Juhana, salah seorang Masyarakat Adat di kampung Kadu Kalahang yang ikut melaporkan PT Samudera Banten Jaya. Ia mengadukan tanah miliknya yang berada di dekat jalan menuju PT Samudera Banten Jaya sudah diambil tanpa izin. Tanah tersebut dikeruk oleh alat berat untuk pelebaran jalan menuju perusahaan.
Juhana mengatakan seharusnya perusahaan meminta izin lebih dulu kepada dirinya selaku pemilik lahan. Parahnya, sebut Juhana, pihak perusahaan sejauh ini belum mengambil tindakan apa pun atas komplain yang diajukannya kepada perusahaan yang telah merampas lahannya.
“Saya selaku pemilik lahan merasa bahwa hak-hak saya telah dirampas oleh perusahaan,” ucapnya dengan nada sedih.
Juhana mengaku bukan hanya dirinya yang menjadi korban perampasan lahan. Banyak Masyarakat Adat lainnya yang mengalami nasib sama seperti dirinya. Mereka menuntut PT Samudera Banten Jaya segera menghentikan kegiatan ilegal tersebut sembari memberikan kompensasi yang adil kepada masyarakat yang terdampak.
Juhana berharap pemerintah desa dan pihak berwenang dapat mengambil tindakan tegas atas permasalahan ini. Ia khawatir jika hal seperti ini dibiarkan, PT Samudera Banten Jaya akan melakukan hal yang sama di tempat lain karena merasa tidak mendapatkan teguran dari pihak berwenang.

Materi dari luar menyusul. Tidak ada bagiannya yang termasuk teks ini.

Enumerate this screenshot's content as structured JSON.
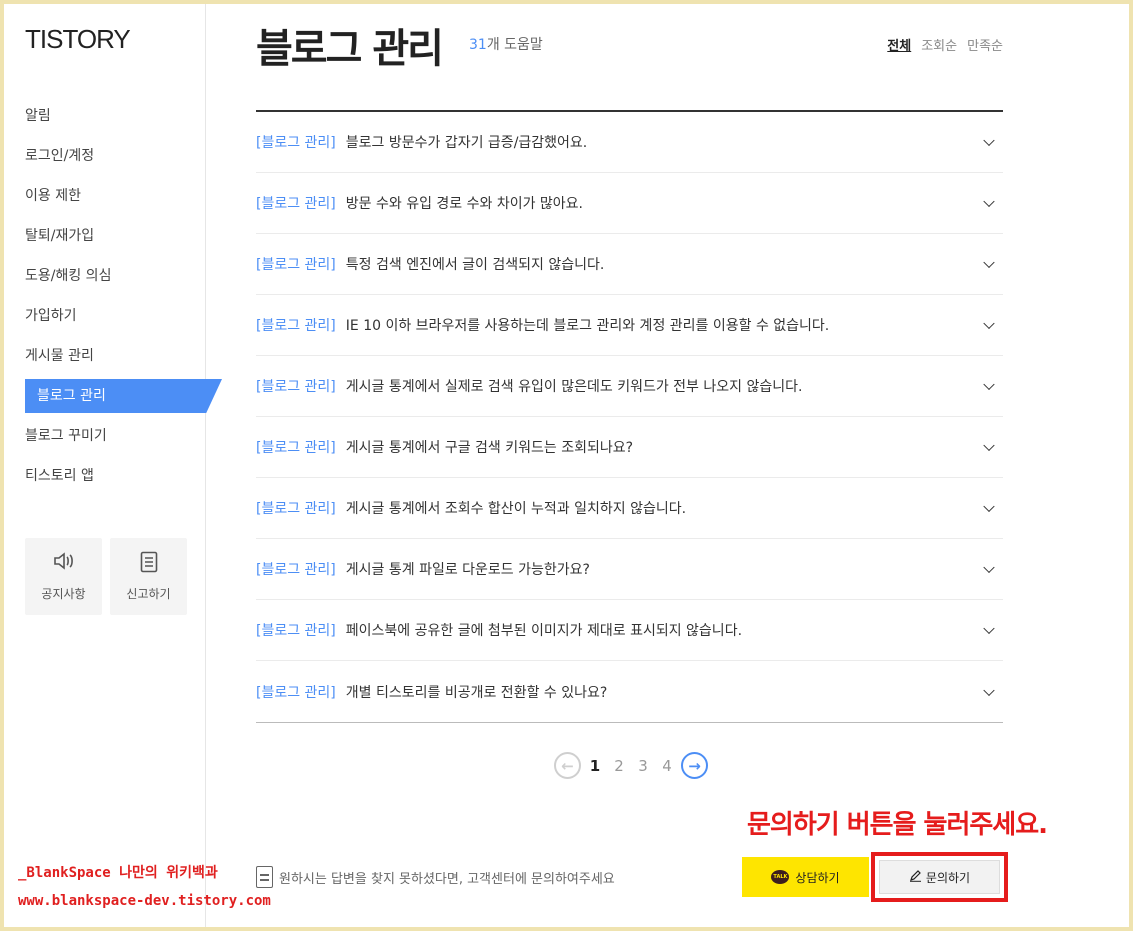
{
  "sidebar": {
    "logo": "TISTORY",
    "items": [
      {
        "label": "알림"
      },
      {
        "label": "로그인/계정"
      },
      {
        "label": "이용 제한"
      },
      {
        "label": "탈퇴/재가입"
      },
      {
        "label": "도용/해킹 의심"
      },
      {
        "label": "가입하기"
      },
      {
        "label": "게시물 관리"
      },
      {
        "label": "블로그 관리"
      },
      {
        "label": "블로그 꾸미기"
      },
      {
        "label": "티스토리 앱"
      }
    ],
    "active_index": 7,
    "notice_label": "공지사항",
    "report_label": "신고하기"
  },
  "header": {
    "title": "블로그 관리",
    "count_num": "31",
    "count_suffix": "개 도움말",
    "sort": [
      "전체",
      "조회순",
      "만족순"
    ],
    "sort_active": "전체"
  },
  "faq": [
    {
      "category": "[블로그 관리]",
      "question": "블로그 방문수가 갑자기 급증/급감했어요."
    },
    {
      "category": "[블로그 관리]",
      "question": "방문 수와 유입 경로 수와 차이가 많아요."
    },
    {
      "category": "[블로그 관리]",
      "question": "특정 검색 엔진에서 글이 검색되지 않습니다."
    },
    {
      "category": "[블로그 관리]",
      "question": "IE 10 이하 브라우저를 사용하는데 블로그 관리와 계정 관리를 이용할 수 없습니다."
    },
    {
      "category": "[블로그 관리]",
      "question": "게시글 통계에서 실제로 검색 유입이 많은데도 키워드가 전부 나오지 않습니다."
    },
    {
      "category": "[블로그 관리]",
      "question": "게시글 통계에서 구글 검색 키워드는 조회되나요?"
    },
    {
      "category": "[블로그 관리]",
      "question": "게시글 통계에서 조회수 합산이 누적과 일치하지 않습니다."
    },
    {
      "category": "[블로그 관리]",
      "question": "게시글 통계 파일로 다운로드 가능한가요?"
    },
    {
      "category": "[블로그 관리]",
      "question": "페이스북에 공유한 글에 첨부된 이미지가 제대로 표시되지 않습니다."
    },
    {
      "category": "[블로그 관리]",
      "question": "개별 티스토리를 비공개로 전환할 수 있나요?"
    }
  ],
  "pagination": {
    "pages": [
      "1",
      "2",
      "3",
      "4"
    ],
    "current": "1",
    "prev_icon": "←",
    "next_icon": "→"
  },
  "callout": "문의하기 버튼을 눌러주세요.",
  "footer": {
    "note": "원하시는 답변을 찾지 못하셨다면, 고객센터에 문의하여주세요",
    "talk_label": "상담하기",
    "talk_icon_text": "TALK",
    "inquiry_label": "문의하기"
  },
  "watermark": {
    "line1": "_BlankSpace 나만의 위키백과",
    "line2": "www.blankspace-dev.tistory.com"
  },
  "colors": {
    "accent": "#4c8ef5",
    "highlight": "#e51c1c",
    "kakao": "#fee500",
    "background": "#efe3b0"
  }
}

“Saya minta pemerintah segera menindaklanjuti pengaduan kami ini. Kami bukan orang berpendidikan, tapi kami juga ingin mendapatkan keadilan atas hak-hak kami yang sudah di rampas,”pintanya sembari menambahkan selain merampas lahan, perusahaan PT Samudera Banten Jaya juga telah mengganggu ketenangan Masyarakat Adat di kampung Kadu Kalahang.
Alat berat PT Samudera Banten Jaya. Dokumentasi AMAN
Laporan Akan Ditindaklanjuti
Menanggapi pengaduan ini, Kepala Desa Warungbanten Rudianto yang akrab dipanggil Jaro Rudi mengatakan akan menindaklanjuti pengaduan Masyarakat Adat Kasepuhan Cicarucub. Ia mengakui bahwa bukan pertama kali ini perusahaan PT Samudera Banten Jaya dilaporkan. Sebelumnya, perusahaan ini juga pernah dilaporkan warga karena diduga merampas lahan di area hutan yang jauh dari pemukiman.
“Saya akan menindaklanjuti kasus yang dilaporkan ini dan akan memfasilitasi serta mendampingi warga saya untuk menyelesaikan konflik dengan perusahaan,” ujarnya.
Rudianto menerangkan pengaduan masyarakat ini merupakan bentuk perlawanan yang muncul dari masyarakat, bukan dari pemerintah desa. Jika perlawanan ini munculnya dari pemerintah desa, akunya, kita akan dibenturkan dengan birokrasi yang ada sehingga bisa menyebabkan penghambatan pembangunan dan program-program desa. Beda halnya, jika perlawanan ini muncul dari masyarakat dengan landasan kasus perampasan lahan milik Masyarakat Adat.
“Itu kekuatannya akan lebih besar” pungkasnya.